Because of the continuous analogue nature of BM motion, the concept of absolute threshold is not meaningful for cochlear vibrations. Nonetheless, we have assigned arbitrary thresholds in this study using three criteria: One was based on the tone level necessary to evoke a given BM displacement (Fig. 4) and the others were related to the SNRs measured from BM responses to tone+noise stimuli (Figs 8 and 9). Using the former threshold definition, which is similar to the definitions used by Ruggero et al. (1992) and Cooper (1996) to quantify two-tone suppression in BM responses, we found a near-linear relationship between masker level increments and near-CF threshold shifts. This relation is valid only for moderately high masker levels, e.g. below ∼60 dB eSPL.
SNRs measured from BM responses to tone+noise stimuli decrease with increases in noise level at rates close to –1 dB/dB (Fig. 8), provided that the masker level is moderately high (i.e. below ∼60 dB, Fig. 8). This was observed over a wide range (>80 dB) of tone levels. Detection thresholds of the probe signals were defined using a 3 dB SNR as a criterion. Probe levels at threshold were found to increase in a near-linear fashion with increases in noise level; that is, an increase in noise level corresponded to the same increase in probe threshold (Fig. 9).
Although BM responses to tone+noise stimuli have not been previously reported, there are several papers on ANF responses to this type of stimulus (e.g. Rhode et al. 1978; Abbas, 1981; Costalupes, 1985). Abbas (1981) recorded ANF responses to tone+noise stimuli and found that the amplitude of the phase-locked ANF responses decreased as a function of increasing noise level at a rate of approximately 1 dB/dB (see Fig. 3 in Abbas 1981). Response amplitudes were found to depend on the noise level relative to the tone level (Abbas, 1981). A similar dependence in rate changes of ANF responses on SNR was found by Costalupes (1985).

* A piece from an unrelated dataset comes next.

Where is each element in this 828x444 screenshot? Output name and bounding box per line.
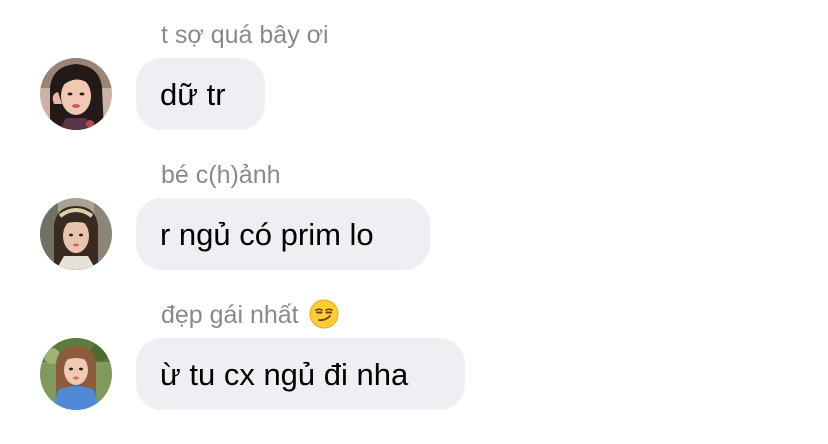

The near-linear characteristics of the ‘SNRBM vs. tone level’ curves are consistent with some of the results of Hawkins & Stevens (1950), at least for moderate noise levels. That is, the detection threshold of a tone embedded in noise increases in proportion to the level of background noise. It seems that a combination of noise suppression, tone suppression and mutual suppression effects are responsible for this ‘near-linear’ property of the cochlea.
Acknowledgments
The work was supported by NIDCD grant RO1 DC 01910 (USA) and by the Regional Operational Programme European Social Fund 2007/2013 within the frame of the INCRECYT programme of the Fundación Parque Científico y Tecnológico de Albacete (Spain).
Glossary
- ANF
auditory nerve fibre
- BM
basilar membrane
- CF
characteristic frequency
- eSPL
effective sound pressure level
- PSD
power spectral density
- pSPL
peak-equivalent sound pressure level
- RMS
root-mean square
- SL
sensation level
- SNR
signal-to-noise ratio
- SPL
sound pressure level
Author contributions
A.R.-S. and N.P.C. conducted the experiments and data analysis, wrote the paper and approved the manuscript.